- 『この国のかたち 五 1994〜1995』司馬遼太郎

2006/12/30/Sat.『この国のかたち 五 1994〜1995』司馬遼太郎

神道、鉄、宋学の話がそれぞれ、数回に渡って述べられている。各々の主旨をカタカナで書けば、アニミズム、リアリズム、イデオロギーである。

日本は古来、アニミズムの世界に生きてきた。神道というものには教祖も狭義もなく、その意味で狭義の宗教とは言い難いが、日本人の根底にある宗教観であることは間違いない。いわゆる国家神道が整えられたのは明治からで、これは古神道とは全き別物である。

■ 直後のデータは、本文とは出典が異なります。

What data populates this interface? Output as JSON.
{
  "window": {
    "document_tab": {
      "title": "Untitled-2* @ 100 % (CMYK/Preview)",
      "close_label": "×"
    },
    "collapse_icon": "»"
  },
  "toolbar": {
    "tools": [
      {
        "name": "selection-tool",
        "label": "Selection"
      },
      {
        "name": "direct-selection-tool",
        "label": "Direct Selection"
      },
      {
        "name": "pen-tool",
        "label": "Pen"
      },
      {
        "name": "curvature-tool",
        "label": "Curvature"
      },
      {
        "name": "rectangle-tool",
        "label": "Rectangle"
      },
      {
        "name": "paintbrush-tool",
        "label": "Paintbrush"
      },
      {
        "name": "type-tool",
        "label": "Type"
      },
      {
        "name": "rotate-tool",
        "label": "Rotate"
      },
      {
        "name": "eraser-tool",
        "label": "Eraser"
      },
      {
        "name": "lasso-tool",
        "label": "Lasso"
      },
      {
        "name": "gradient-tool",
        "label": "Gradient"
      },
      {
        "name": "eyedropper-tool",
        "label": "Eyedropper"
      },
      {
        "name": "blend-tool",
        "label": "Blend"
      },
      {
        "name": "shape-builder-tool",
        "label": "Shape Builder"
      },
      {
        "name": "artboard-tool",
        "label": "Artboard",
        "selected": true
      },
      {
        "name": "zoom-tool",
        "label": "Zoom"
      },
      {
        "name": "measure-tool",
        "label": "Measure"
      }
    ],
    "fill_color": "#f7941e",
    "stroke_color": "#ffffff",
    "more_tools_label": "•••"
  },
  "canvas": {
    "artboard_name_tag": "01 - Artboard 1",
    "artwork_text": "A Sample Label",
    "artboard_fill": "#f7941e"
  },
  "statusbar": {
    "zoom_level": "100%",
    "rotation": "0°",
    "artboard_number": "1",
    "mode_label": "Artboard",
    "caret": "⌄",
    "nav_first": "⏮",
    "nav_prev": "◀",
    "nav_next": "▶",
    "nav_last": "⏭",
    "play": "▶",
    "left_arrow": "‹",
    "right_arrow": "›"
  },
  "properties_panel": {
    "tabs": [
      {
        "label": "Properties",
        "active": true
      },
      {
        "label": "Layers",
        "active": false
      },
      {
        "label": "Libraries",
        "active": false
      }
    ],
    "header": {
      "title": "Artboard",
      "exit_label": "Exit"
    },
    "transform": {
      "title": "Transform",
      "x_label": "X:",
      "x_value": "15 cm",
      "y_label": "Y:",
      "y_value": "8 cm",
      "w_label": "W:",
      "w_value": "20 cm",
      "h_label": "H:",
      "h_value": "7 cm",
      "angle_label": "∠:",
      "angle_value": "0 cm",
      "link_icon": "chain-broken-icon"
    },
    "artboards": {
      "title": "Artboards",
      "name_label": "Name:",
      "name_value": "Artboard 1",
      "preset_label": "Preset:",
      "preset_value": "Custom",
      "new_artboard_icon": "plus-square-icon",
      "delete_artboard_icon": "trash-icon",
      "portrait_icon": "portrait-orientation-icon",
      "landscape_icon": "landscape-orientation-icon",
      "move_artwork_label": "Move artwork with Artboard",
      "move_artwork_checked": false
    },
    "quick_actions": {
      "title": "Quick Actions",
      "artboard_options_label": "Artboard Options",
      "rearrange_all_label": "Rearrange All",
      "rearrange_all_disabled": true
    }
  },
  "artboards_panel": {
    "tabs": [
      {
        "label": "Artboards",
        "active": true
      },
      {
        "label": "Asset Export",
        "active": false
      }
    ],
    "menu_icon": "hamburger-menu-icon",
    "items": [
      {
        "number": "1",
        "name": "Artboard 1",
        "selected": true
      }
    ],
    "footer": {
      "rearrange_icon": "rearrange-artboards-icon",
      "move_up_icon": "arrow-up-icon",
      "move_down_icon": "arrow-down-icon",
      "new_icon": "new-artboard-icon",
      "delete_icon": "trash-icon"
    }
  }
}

ただ、その国家神道の源は国学にあり、国学を成立させたのは江戸時代の豊かさである。徳川政権は農本主義ではあるが、その時代の豊かさを担ったものは資本経済であった。資本経済がもたらすリアリズムの淵源にあるのが鉄である。豊富な鉄が経済の発展の原動力である好奇心をもたらす。

近世以前の製鉄は、火力として木炭を用いた。1つの山から取れる鉄鉱石を精錬するのに、同じく 1山の木材を必要とした。したがって、鉄の大量生産には大量の木材を必要とする。中国大陸および朝鮮半島で鉄の生産が衰微したのは、山という山が丸裸になったためと考えられている。一方、日本の山々には絶えず雨が降り注ぎ、裸山も 30年にして復元する。したがって、日本ではいつまでも鉄の生産、ひいては好奇心の育成が続けられたのに対し、中国と朝鮮にはアジア的停頓が訪れる。それを意識的・無意識的に招いたのが儒教である。

漢の時代に国学として採用された儒教は、宋の時代に朱子学として発展する。宋は異人である金に中原を奪われた王朝である。その宋において民族的ヒステリーを背景に成立したのが朱子学、というよりも尊王攘夷思想である。

江戸時代、朱子学は幕府の官学として採用された。典型は水戸学である。後に、国学と朱子学の尊王攘夷思想が奇妙に結合して国家神道が生まれる。そこにはリアリズムがなく、我が国を滅亡へと追いやることになる。そういえば戦中の日本には、鉄も石油もなかった。

どうも資源と、それによって作られる多種多様で豊富な道具がないと、人間はリアリズムを失うらしい。